Section 69
Banks Or Financial Institutions May Be Merged Or Acquisitioned
(1) A bank or financial institution may be merged with another bank or financial institution or a bank or financial institution may acquire another bank or financial institution by fulfilling the procedures prescribed by this Act and the Nepal Rastra Bank Act.
(2) A class “D” financial institution may be merged with or such institution may acquire another institution of the same class:
. Provided that, an infrastructure development bank and a bank or financial institution may not be merged into each other and none of them may acquire the other.
(3) Notwithstanding anything contained elsewhere in this Chapter, in cases where any of the following circumstances in regard to any bank or financial institution is found from an Inspection and Supervision Report of the Rastra Bank, the Rastra Bank may order by giving the reason thereof that any of its assets, liabilities, and business of such bank or financial institution merge or be merged into another bank or financial institution:-
a. The capital fund is inadequate or the financial position has been deteriorating for the last three years,
b. An act committed causing adverse effect on depositor’s interests and liabilities towards depositors or such a situation is existing,
c. It is necessary to enhance the competitive capacity at the national and international level for stability, development and promotion of the financial system.

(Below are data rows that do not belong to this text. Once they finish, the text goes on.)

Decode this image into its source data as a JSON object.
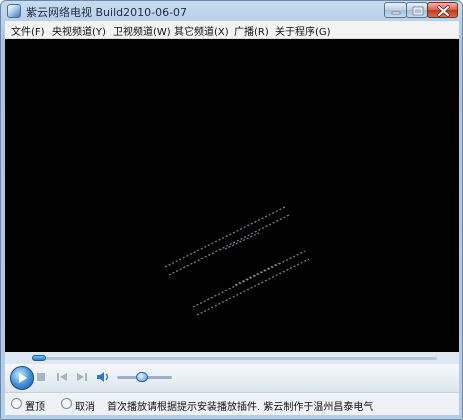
{
  "window": {
    "title": "紫云网络电视 Build2010-06-07"
  },
  "menu": {
    "items": [
      {
        "label": "文件(F)"
      },
      {
        "label": "央视频道(Y)"
      },
      {
        "label": "卫视频道(W)"
      },
      {
        "label": "其它频道(X)"
      },
      {
        "label": "广播(R)"
      },
      {
        "label": "关于程序(G)"
      }
    ]
  },
  "player": {
    "seek_fraction": 0.0,
    "volume_fraction": 0.45
  },
  "status": {
    "option_top": "置顶",
    "option_cancel": "取消",
    "message": "首次播放请根据提示安装播放插件. 紫云制作于温州昌泰电气"
  },
  "colors": {
    "video_background": "#000000",
    "accent": "#3b8ed6"
  }
}
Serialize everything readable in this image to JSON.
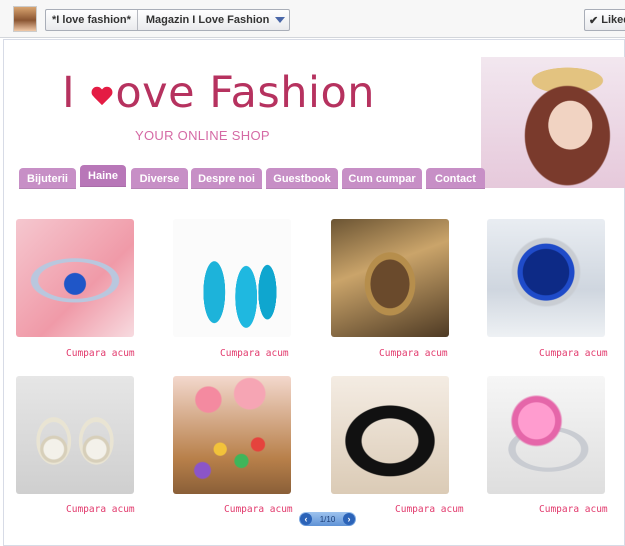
{
  "topbar": {
    "page_name": "*I love fashion*",
    "app_name": "Magazin I Love Fashion",
    "like_label": "Liked"
  },
  "header": {
    "logo_part1": "I",
    "logo_part2": "ove Fashion",
    "tagline": "YOUR ONLINE SHOP"
  },
  "nav": {
    "tabs": [
      {
        "label": "Bijuterii"
      },
      {
        "label": "Haine"
      },
      {
        "label": "Diverse"
      },
      {
        "label": "Despre noi"
      },
      {
        "label": "Guestbook"
      },
      {
        "label": "Cum cumpar"
      },
      {
        "label": "Contact"
      }
    ],
    "active": "Haine"
  },
  "products": [
    {
      "buy": "Cumpara acum"
    },
    {
      "buy": "Cumpara acum"
    },
    {
      "buy": "Cumpara acum"
    },
    {
      "buy": "Cumpara acum"
    },
    {
      "buy": "Cumpara acum"
    },
    {
      "buy": "Cumpara acum"
    },
    {
      "buy": "Cumpara acum"
    },
    {
      "buy": "Cumpara acum"
    }
  ],
  "pager": {
    "prev_icon": "chevron-left-icon",
    "next_icon": "chevron-right-icon",
    "text": "1/10"
  },
  "colors": {
    "logo": "#b6325f",
    "tagline": "#d56aa5",
    "nav_tab": "#c78fc6",
    "buy_link": "#e23a6d"
  }
}
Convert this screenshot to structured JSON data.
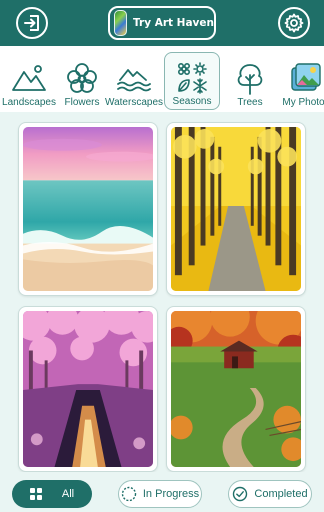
{
  "header": {
    "try_label": "Try Art Haven",
    "exit_icon": "exit-icon",
    "settings_icon": "gear-icon"
  },
  "categories": [
    {
      "label": "Landscapes",
      "icon": "mountains-icon"
    },
    {
      "label": "Flowers",
      "icon": "flower-icon"
    },
    {
      "label": "Waterscapes",
      "icon": "waves-icon"
    },
    {
      "label": "Seasons",
      "icon": "seasons-icon",
      "selected": true
    },
    {
      "label": "Trees",
      "icon": "tree-icon"
    },
    {
      "label": "My Photos",
      "icon": "photos-icon"
    }
  ],
  "artworks": [
    {
      "subject": "beach-sunset"
    },
    {
      "subject": "autumn-tree-road"
    },
    {
      "subject": "cherry-blossom-canal"
    },
    {
      "subject": "autumn-farm"
    }
  ],
  "filters": {
    "all_label": "All",
    "in_progress_label": "In Progress",
    "completed_label": "Completed",
    "active": "All"
  },
  "colors": {
    "primary": "#1f6f68",
    "background": "#e9f5f3"
  }
}
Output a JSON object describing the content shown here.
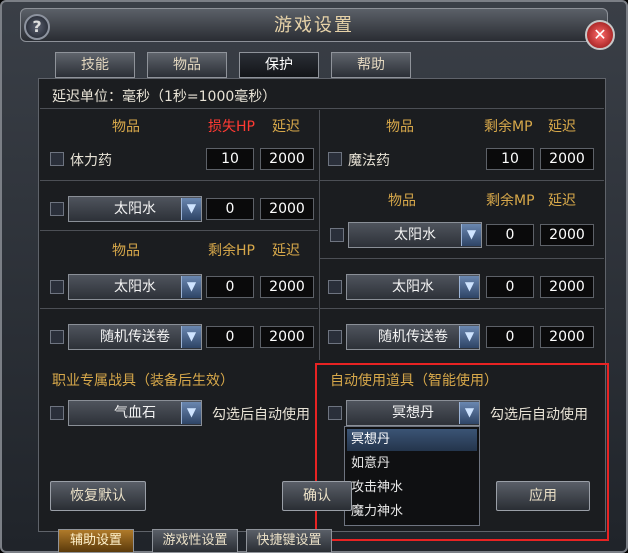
{
  "window": {
    "title": "游戏设置"
  },
  "tabs": [
    "技能",
    "物品",
    "保护",
    "帮助"
  ],
  "latency_unit": "延迟单位：毫秒（1秒=1000毫秒）",
  "left_block": {
    "header": {
      "item": "物品",
      "loss_hp": "损失HP",
      "delay": "延迟"
    },
    "row1": {
      "item": "体力药",
      "value": "10",
      "delay": "2000"
    },
    "row2": {
      "item": "太阳水",
      "value": "0",
      "delay": "2000"
    },
    "subheader": {
      "item": "物品",
      "remaining_hp": "剩余HP",
      "delay": "延迟"
    },
    "row3": {
      "item": "太阳水",
      "value": "0",
      "delay": "2000"
    },
    "row4": {
      "item": "随机传送卷",
      "value": "0",
      "delay": "2000"
    }
  },
  "right_block": {
    "header": {
      "item": "物品",
      "remaining_mp": "剩余MP",
      "delay": "延迟"
    },
    "row1": {
      "item": "魔法药",
      "value": "10",
      "delay": "2000"
    },
    "subheader": {
      "item": "物品",
      "remaining_mp": "剩余MP",
      "delay": "延迟"
    },
    "row2": {
      "item": "太阳水",
      "value": "0",
      "delay": "2000"
    },
    "row3": {
      "item": "太阳水",
      "value": "0",
      "delay": "2000"
    },
    "row4": {
      "item": "随机传送卷",
      "value": "0",
      "delay": "2000"
    }
  },
  "class_gear": {
    "title": "职业专属战具（装备后生效）",
    "dropdown": "气血石",
    "auto_use": "勾选后自动使用"
  },
  "auto_items": {
    "title": "自动使用道具（智能使用）",
    "dropdown": "冥想丹",
    "auto_use": "勾选后自动使用",
    "options": [
      "冥想丹",
      "如意丹",
      "攻击神水",
      "魔力神水"
    ]
  },
  "buttons": {
    "restore_default": "恢复默认",
    "confirm": "确认",
    "apply": "应用"
  },
  "bottom_tabs": [
    "辅助设置",
    "游戏性设置",
    "快捷键设置"
  ],
  "colors": {
    "gold": "#d7a84a",
    "red": "#ff3a33",
    "highlight": "#e82323"
  }
}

(4) Notwithstanding anything contained elsewhere in this Chapter, if any of the following circumstances is regard to a bank or financial institution is found from an Inspection and Supervision Report of the Rastra Bank, the Rastra Bank may, by giving the reason thereof, order such a bank or financial institution to acquire or cause to be acquired another bank or financial institution:-
a. In cases where more than one bank or financial institution belonging to single group of persons, firms and companies are in operation and there is an unhealthy financial relation,
b. In cases where the rights and interests of the depositors, ordinary shareholders, and other costumers could not be protected due to the negative impact, if the bank or financial institution is operated in the status quo,
c. In cases where system-based risks are increased and the licensed institution is unable to pay its liabilities,
d. In cases where shares have not been issued in the ordinary group within the prescribed time, the issued shares have not been sold or subscribed, or the prescribed minimum proportional paid up capital has not been met,
e. In cases where the bank or financial institution is subjected to actions of rapid reforms for three times or more or good governance has become weak due to arising of frequent disputes in the Board of Directors of the bank or financial institution.
(5) While issuing an order by the Rastra Bank pursuant to Sub-Sections (3) or (4) for merger or acquisition of the bank or financial institution, it may specify the procedures thereof in such an order.